Given the information I now have I came up with a few other things to consider. The NCOs in the platoon that testified against Lorance all said the same thing…they felt the orders he was allegedly giving were wrong and illegal. And they carried them out anyway. If they felt that badly about it, why do it? They have the right to refuse an illegal order. The prosecution gave the soldiers that would testify against Lorance immunity from prosecution for their actions. Why? I have seen first hand how courts martial work. If in the process of testifying and or revealing evidence it comes to light that another crime was committed, the person committing that crime is dealt with right then. There isn’t a new set of charges and a new trial scheduled. They testify under oath and if they lie or if they admit to committing a crime they are guilty of a crime. So why was this case against Lorance this important to give immunity to these people? He didn’t fire his gun. At best he gave bad orders. So the immunity thing bothers me.
None of this that I am saying means that Lorance was not a douchebag and I’m not saying he didn’t give bad orders. I don’t know the guy and I was not present. But there seem to be some things being suppressed I’d like to hear more about.

Dutchess_III's avatar

If they felt that badly about it, why do it?” Because it was a direct order. That’s what the armed forces train you to do, or be court marshaled.

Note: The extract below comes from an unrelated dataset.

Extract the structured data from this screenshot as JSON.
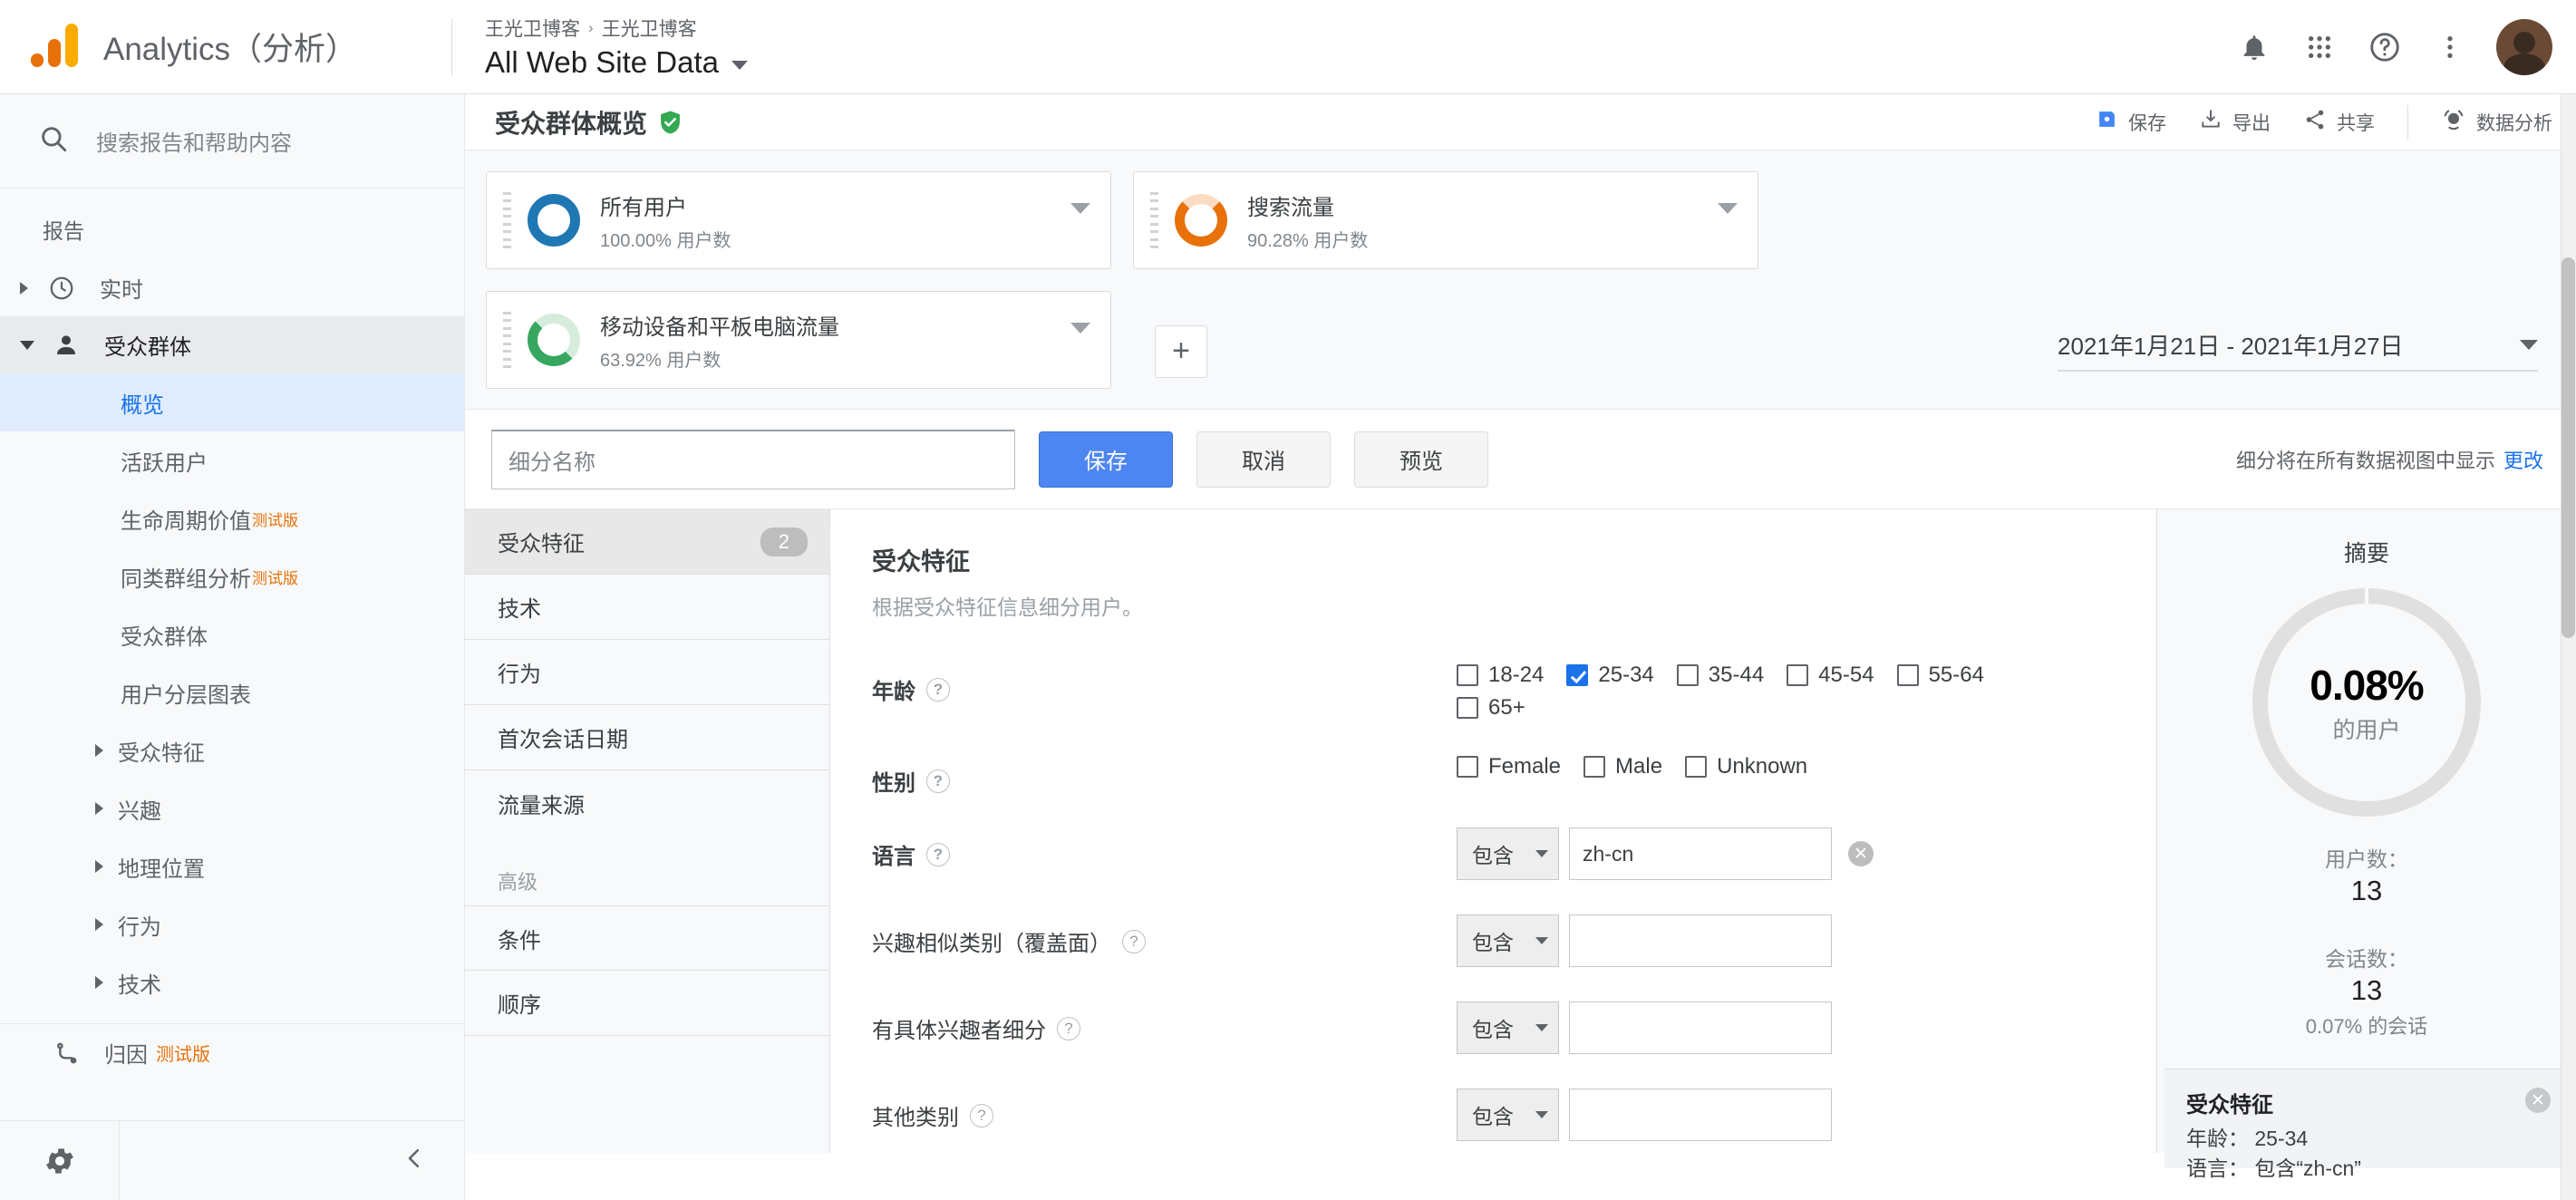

Remember the Mu Lai Massecure? ”Twenty-six soldiers were charged with criminal offenses, but only Lieutenant William Calley Jr., a platoon leader in C Company, was convicted.”

Patty_Melt's avatar

The UCMJ clearly states that personel have the right to refuse illegal orders.

seawulf575's avatar

@Dutchess_III since you were never in the military you have no point of reference for how things work. Even when I was in, we were taught to follow orders, but not to be stupid. Just because an officer gives you the order to commit a crime does not mean you are required to do so. The Uniform Code of Military Justice has three sections (articles 90, 91, and 92) about the crimes and punishments of disobeying lawful orders. If an officer gives you an order to do something and you don’t want to, don’t think it’s safe, don’t understand the importance, etc. that does not make it an unlawful order. However, if the officer gives you the order to commit murder, that is an order directing you to commit a crime. That is an unlawful order since it is an order to break the law. You have the right to refuse that order. Now, the officer can bring you up on charges of violating an order, and you might have to go to a court martial to defend yourself. But if the order was, say, to kill unarmed civilians and you refused you have a pretty solid defense. In fact, it is likely that unless the officer is unhinged (which does happen), they would not bring charges against you because they know they would have to defend those orders in this same court martial.